EX-5.1 3 peregrine_s8-ex0501.htm OPINION OF COUNSEL peregrine_s8-ex0501.htm

EXHIBIT 5.1
 
OPINION OF COUNSEL

Snell & Wilmer L.L.P.
600 Anton Boulevard
Suite 1400
Costa Mesa, California 92626-7689
TELEPHONE: (714) 427-7000
FACSIMILE: (714) 427-7799


December 9, 2010

Peregrine Pharmaceuticals Inc.
14282 Franklin Avenue
Tustin, CA 92780-7017

Re:           Registration Statement on Form S-8
 Peregrine Pharmaceuticals, Inc.
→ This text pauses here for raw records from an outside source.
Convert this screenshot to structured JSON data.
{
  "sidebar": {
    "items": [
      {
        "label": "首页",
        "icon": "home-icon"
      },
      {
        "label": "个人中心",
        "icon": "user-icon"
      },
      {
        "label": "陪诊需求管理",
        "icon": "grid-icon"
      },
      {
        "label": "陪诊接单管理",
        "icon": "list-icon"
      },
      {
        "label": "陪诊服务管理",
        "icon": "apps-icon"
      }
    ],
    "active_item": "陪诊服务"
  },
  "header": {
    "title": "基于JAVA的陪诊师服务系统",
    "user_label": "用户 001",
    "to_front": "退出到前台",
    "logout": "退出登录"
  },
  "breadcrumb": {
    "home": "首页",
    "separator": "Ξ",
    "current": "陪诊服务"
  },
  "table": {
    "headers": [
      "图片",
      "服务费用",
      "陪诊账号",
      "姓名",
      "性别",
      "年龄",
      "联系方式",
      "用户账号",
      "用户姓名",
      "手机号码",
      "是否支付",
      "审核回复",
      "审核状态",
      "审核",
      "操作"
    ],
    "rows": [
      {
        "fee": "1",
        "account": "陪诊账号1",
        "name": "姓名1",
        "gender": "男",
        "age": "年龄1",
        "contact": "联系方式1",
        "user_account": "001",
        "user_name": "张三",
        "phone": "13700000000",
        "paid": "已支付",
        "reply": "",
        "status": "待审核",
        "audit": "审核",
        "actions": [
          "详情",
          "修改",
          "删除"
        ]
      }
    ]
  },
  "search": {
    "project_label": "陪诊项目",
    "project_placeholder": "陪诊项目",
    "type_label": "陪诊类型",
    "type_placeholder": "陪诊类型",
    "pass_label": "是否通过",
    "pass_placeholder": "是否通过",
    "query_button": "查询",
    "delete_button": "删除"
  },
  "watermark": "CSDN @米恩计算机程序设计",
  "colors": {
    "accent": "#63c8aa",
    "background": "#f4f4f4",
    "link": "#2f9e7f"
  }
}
Common Stock, $0.001 par value per share

Ladies and Gentlemen:

This letter relates to the issuance of up to 8,500,000 shares of common stock, $.001 par value (the “Shares”), of Peregrine Pharmaceuticals, Inc., a Delaware corporation (the “Company”) registered pursuant to that certain Registration Statement on Form S-8, filed with the Securities and Exchange Commission on December 9, 2010 (the “Registration Statement”) that may be issued pursuant to the Company’s 2010 Stock Incentive Plan and 2010 Employee Stock Purchase Plan (collectively, the “Plans”).  You have requested that we deliver to you an opinion as to whether the Shares will have been duly authorized, validly issued, and, when issued, will be fully paid and non-assessable shares of common stock of the Company.
 
We have examined the Certificate of Incorporation, as amended, and such other corporate records, including the resolutions of the Company’s Board of Directors, and such other documents as we have deemed necessary in order to express the opinion set forth below.  In all such examinations, we have assumed the legal capacity of all natural persons, the genuineness of all signatures, the authenticity of original and certified documents and the conformity to original or certified documents of all copies submitted to us as conformed or reproduction copies.  As to various questions of fact relevant to the opinions expressed herein, we have relied upon, and assume the accuracy of, certificates and oral or written statements and other information of or from representatives of the Company and others.
 
Based on the foregoing, and subject to applicable state securities laws, we are of the opinion that the Shares have been duly authorized and, upon issuance and delivery against payment therefor in accordance with the terms of the Plans, will be validly issued, fully paid and non-assessable.
 
We express no opinion as to the applicability of, compliance with, or effect of any laws except the General Corporation Law of the State of Delaware, applicable provisions of the Delaware Constitution and reported judicial decisions interpreting these laws.  We assume no obligation to supplement this letter if any applicable laws change after the date of this letter with possible retroactive effect, or if any facts or events occur or come to our attention after the date of this letter that might change any of the opinions expressed above.
 
We are admitted to practice law in the State of California and our opinion is limited to federal law and the corporate laws of the State of California and the State of Delaware that affect such opinion.  We express no opinion with respect to any other law or the laws of any other jurisdiction.
 
For purposes of rendering this opinion we have made such legal and factual inquiries as we have deemed necessary under the circumstances.  Although we have not independently verified all of the facts relied upon for purposes hereof, nothing has come to our attention that has led us to believe that the facts are other than as stated herein, or that there exist other material facts not considered.
  
Our opinion contained herein is solely for the benefit of the Company and may be relied upon by the Company only in connection with the Registration Statement.  In this regard, we hereby consent to the filing of this opinion, including this consent, as an exhibit to the Registration Statement.
 
We are furnishing this opinion to the Company solely in connection with the Registration Statement, and it is understood that this opinion is to be used only in connection with the offer and sale of the Shares while the Registration Statement is in effect.  This opinion may not be relied on by, nor copies delivered to, any other person or entity without our prior written consent.  Notwithstanding the preceding sentence, we hereby consent to the filing of this opinion as Exhibit 5.1 to the Registration Statement and to the reference to our firm in the Registration Statement in the context of issuing this opinion.  In giving such consent, we do not hereby admit that we are in the category of persons whose consent is required under Section 7 of the Securities Act or the rules and regulations of the Commission promulgated thereunder.
     
  Very truly yours,
   
   
 
/s/ Snell & Wilmer L.L.P.
Snell & Wilmer L.L.P.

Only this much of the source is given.